Police & Fire

Dash cams delayed after Penobscot sheriff ‘grossly underestimated’ work involved

By Marie Weidmayer, Bangor Daily News Staff

Dashboard cameras are installed in almost all Penobscot County Sheriff’s Office cruisers, but it may be months until they are turned on.

The sheriff’s office bought dashboard and body-worn cameras for 36 patrol officers in early 2024. The cost of the equipment and installation is expected to total $500,000, Sheriff Troy Morton said during a Penobscot County Commissioners meeting on Tuesday, May 7.

However, the sheriff’s office may need to spend more money before it can turn the cameras on after realizing it “grossly underestimated” the amount of time and work to process the videos the cameras produce. 

Now, the cameras may not be turned on until January.

Police departments across the nation have started using cameras amid growing scrutiny of police in recent years, as the footage can be used as evidence in court and during internal police investigations. But departments are not always prepared for the amount of footage the cameras produce. 

The sheriff’s office said it will need a dedicated person to respond to requests for footage from lawyers and Freedom of Access Act requests.

“The one thing that we absolutely underestimated is the amount of work that it’s going to take to manage the system,” Morton said.

The Penobscot County Sheriff’s Office has been working to implement the cameras since at least November 2022, when it said deputies would start using body and dashboard cameras by the end of 2023.

The sheriff’s office previously spoke with other police departments about their experiences with managing the footage, but those agencies had fewer officers or did not have both body and dashboard cameras, Morton said. 

When the Bangor Police Department first launched its cameras in 2021 it did not have a person dedicated to managing the footage, Sgt.
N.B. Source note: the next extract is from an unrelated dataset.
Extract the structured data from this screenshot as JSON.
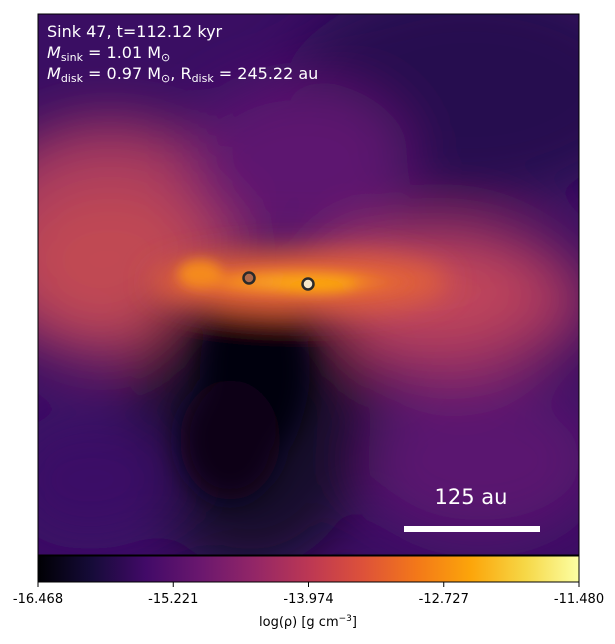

Jason McAmbley said. Now the evidence room property manager handles the videos. 

A few Penobscot County dashboard cameras were turned on for testing during the installation process but none have been turned on in the field, Morton told the Bangor Daily News on May 8. The body cameras have not been installed.

Twenty-six of the 36 cameras are installed in cruisers, with the rest expected to be installed this week, Lt. Keith Hotaling said at the May 7 meeting.

“I think it’s an incredibly important tool,” Morton said at the meeting. “We’ve spent half a million dollars to put it in place. It’s going to take something to get it going.”

The sheriff’s office has a five-year contract with Motorola. Part of that includes artificial intelligence that will help redact and prepare files for distribution, such as blocking juveniles so minors cannot be seen in released footage.

The sheriff’s office does not have the staff needed to manage the system and a new hire is not in the budget for 2024. The county’s budget follows the calendar year.

Commissioner Andre Cushing said the board will discuss finding the budget for the position this summer, but it could not commit to the funding this year because of budget constraints. 

“My position is we made the decision that we wanted to go forward, this was important,” Cushing said. “I think we need to look at what the impact is, staffing.”

The commission is open to preparing for next year so the cameras are ready to go in January, Cushing said.